Cosmosis · 29/05/2009 11:19

Lol so did I. Prime commuter belt Surrey

Fairynufff · 29/05/2009 11:35

Damn - I always come to these things when the party's almost over but YANBU - I absolutely hate it too... When my kids were born, my best friend used to sign cards from 'Aunty X and Uncle Y' and I really seethed about it. Don't know why and I appreciate that it is petty but they were NOT Aunty and Uncle, not to my children anyway...

I think it is a old-fashioned working class tradition to call older women who were neighbours and friends something other than their first names (which was probably considered rude for children to do back when they were seen and not heard). So it does have working class connotations.

Fairynufff · 29/05/2009 11:35

Damn - I always come to these things when the party's almost over but YANBU - I absolutely hate it too... When my kids were born, my best friend used to sign cards from 'Aunty X and Uncle Y' and I really seethed about it. Don't know why and I appreciate that it is petty but they were NOT Aunty and Uncle, not to my children anyway...

I think it is a old-fashioned working class tradition to call older women who were neighbours and friends something other than their first names (which was probably considered rude for children to do back when they were seen and not heard). So it does have working class connotations.

MrsMerryHenry · 29/05/2009 11:42

YABVU. And culturally myopic. Loads of cultures around the world do this as one way of teaching children to show respect for their elders, rather then calling them by their first names. I was brought up doing so and I'm continuing that with my family.

The same thing happens in school, doesn't it? DS calls his nursery teachers 'Miss' or 'Mr' FirstName. So why not with other adults?

I do it with friends who I hold in high esteem. So if you were my friend and I told DS to call you 'Auntie' it would be a reflection of how great I think you are. I don't expect my friends to do the same with their children, it's my choice.

If you don't like it, don't tell your kids to do it. But equally don't get so het up when other parents ask their children to show you respect.

Fairynufff · 29/05/2009 11:49

MrsMerryHenry - it is not showing 'respect' it is imposing a level of intimacy/familiarity which you may not actually be appropriate. If you want to show respect you should say Mrs X not Aunty X

MrsMerryHenry · 29/05/2009 11:52

Yes, it is showing respect. In your subculture it may not be, but in the culture I was brought up in, that's exactly what it is. Same goes for billions of people around the world.

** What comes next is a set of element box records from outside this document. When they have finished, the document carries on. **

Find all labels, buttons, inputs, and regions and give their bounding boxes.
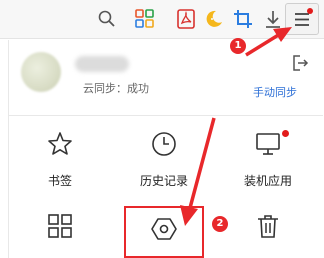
tile-more-apps[interactable] xyxy=(15,212,105,258)
divider xyxy=(9,115,323,116)
tile-settings[interactable] xyxy=(119,215,209,258)
avatar[interactable] xyxy=(21,52,61,92)
history-clock-icon xyxy=(152,132,176,156)
browser-toolbar xyxy=(0,0,324,39)
tile-history[interactable]: 历史记录 xyxy=(119,130,209,196)
search-icon[interactable] xyxy=(96,8,118,30)
browser-menu-panel: 云同步：成功 手动同步 书签 历史记录 装机应用 xyxy=(8,40,323,258)
settings-hexagon-icon xyxy=(151,218,177,240)
tile-label-apps: 装机应用 xyxy=(243,174,292,188)
notification-dot xyxy=(307,8,313,14)
step-badge-2: 2 xyxy=(212,216,228,232)
logout-icon[interactable] xyxy=(291,54,309,72)
tile-clear-data[interactable] xyxy=(223,212,313,258)
username-blurred xyxy=(75,56,129,72)
manual-sync-link[interactable]: 手动同步 xyxy=(253,84,297,100)
download-icon[interactable] xyxy=(262,8,284,30)
tile-bookmarks[interactable]: 书签 xyxy=(15,130,105,196)
notification-dot xyxy=(282,130,289,137)
apps-grid-icon[interactable] xyxy=(134,8,156,30)
tile-label-bookmarks: 书签 xyxy=(47,174,72,188)
tile-apps[interactable]: 装机应用 xyxy=(223,130,313,196)
trash-icon xyxy=(258,215,278,238)
pdf-icon[interactable] xyxy=(175,8,197,30)
menu-icon xyxy=(295,13,309,26)
grid-icon xyxy=(48,214,72,238)
sync-status-text: 云同步：成功 xyxy=(83,82,149,95)
star-icon xyxy=(48,132,72,155)
night-mode-icon[interactable] xyxy=(203,8,225,30)
monitor-icon xyxy=(256,133,280,155)
tile-label-history: 历史记录 xyxy=(139,174,188,188)
crop-icon[interactable] xyxy=(232,8,254,30)
menu-button[interactable] xyxy=(285,3,319,35)
step-badge-1: 1 xyxy=(230,38,246,54)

MrsMerryHenry · 29/05/2009 11:54

It's on the same level as 'talking back' to an adult - unthinkable for a child of African parents (such as me), or the Asian friends I grew up with but loads of my white schoolfriends did it - I was by this as a child. The only people I know who ask their kids to use 'Auntie' with non-rellies are either African or Asian.

HecatesTwopenceworth · 29/05/2009 12:02

fairynuff - the thing about respect, is that if the people concerned consider it to be showing respect, then it is showing respect to the people who consider it to be so, and by the people who consider it to be so by doing it. So if a group, a culture, a nation, whatever, feel that they are showing respect by not addressing their elders by their first name but by auntie or uncle and their elders feel that they are being shown respect by not being addressed by their first name but by auntie or uncle, then who is anyone outside of that to say actually, they aren't?

That is their intention and their perception. Therefore it is their truth. They are being shown respect because they believe that is how respect is shown and that is what they are trying to do.

MrsMerryHenry · 29/05/2009 12:06
edam · 29/05/2009 14:05

Very well put, Hecate.

In my Yorkshire village in the 70s, I think either Auntie or Mrs were about showing respect but Auntie also denoted (respectful) familiarity - you'd only use it for family friends.

I still miss my Auntie Pat (no relation and actually a Londoner) and must go and see my Auntie Lynda (the childminder who looked after us) soon!

Cosmosis · 29/05/2009 14:13

Oh yes absolutely only for family friends - anyone else was Mr or Mrs X.